Rather, the appropriate way to read Rules 43 and 45 together is
Rule 45(c) governs the court’s power to require a witness to testify at trial, and Rule 43(a) governs the mechanics of how trial testimony is presented. And logically, determining the limits of the court’s power to compel testimony precedes any determination about the mechanics of how such testimony is to be presented.
Id. at *7. Stated another way, a court can only compel witnesses who within the subpoena power of the court, which is limited geographically. Rule 43 does not expand that power, but rather “it gives court discretion to allow a witness otherwise within the scope of its authority to appear remotely if the requirements of Rule 43(a) are satisfied.” Id. at *8.
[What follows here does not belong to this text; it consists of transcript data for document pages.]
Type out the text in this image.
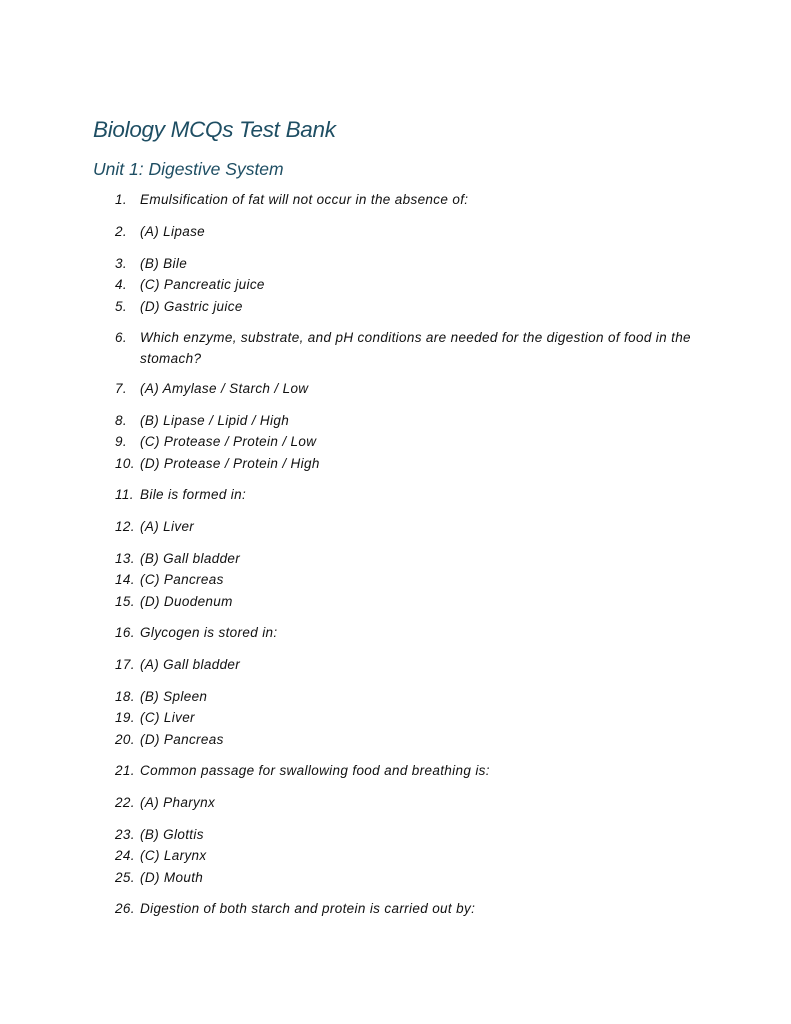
Biology MCQs Test Bank
Unit 1: Digestive System
1. Emulsification of fat will not occur in the absence of:
2. (A) Lipase
3. (B) Bile
4. (C) Pancreatic juice
5. (D) Gastric juice
6. Which enzyme, substrate, and pH conditions are needed for the digestion of food in the stomach?
7. (A) Amylase / Starch / Low
8. (B) Lipase / Lipid / High
9. (C) Protease / Protein / Low
10. (D) Protease / Protein / High
11. Bile is formed in:
12. (A) Liver
13. (B) Gall bladder
14. (C) Pancreas
15. (D) Duodenum
16. Glycogen is stored in:
17. (A) Gall bladder
18. (B) Spleen
19. (C) Liver
20. (D) Pancreas
21. Common passage for swallowing food and breathing is:
22. (A) Pharynx
23. (B) Glottis
24. (C) Larynx
25. (D) Mouth
26. Digestion of both starch and protein is carried out by:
Allowing courts to compel remote testimony by witnesses outside their subpoena power would essentially render Rule 45(d)(3)(A)(ii) meaningless. That rule requires courts quash subpoenas that reach “beyond the geographical limits specified in Rule 45(c).” Id. Further, it would ignore the plain language of Rule 45(c) that trial subpoenas “command a witness to attend a trial.” Id. And trials occur in the court. Also, if the place of compliance for a trial witness could change to the location of the witness, it would nullify the provisions in the rules for witness unavailability and how evidence is presented from unavailable witnesses.
There is no denying that technology has changed litigation, including the way we participate in court conferences and the way we take depositions. The advances in videoconferencing can be used to alleviate the burdens of travel that are often costly and can lead to delay. But, courts “generally seek[ ] to discern and apply the ordinary meaning of [a text] at the time of its adoption.” Id. at *9. So, videoconferencing technology may be the wave of the future, but changes to Rule 45 are “for the Rules Committee and not for [a] court.” Id. Because the trial court misinterpreted the law and this is an important issue of first impression, the Ninth Circuit granted the mandamus relief and ordered the trial court to quash the subpoenas.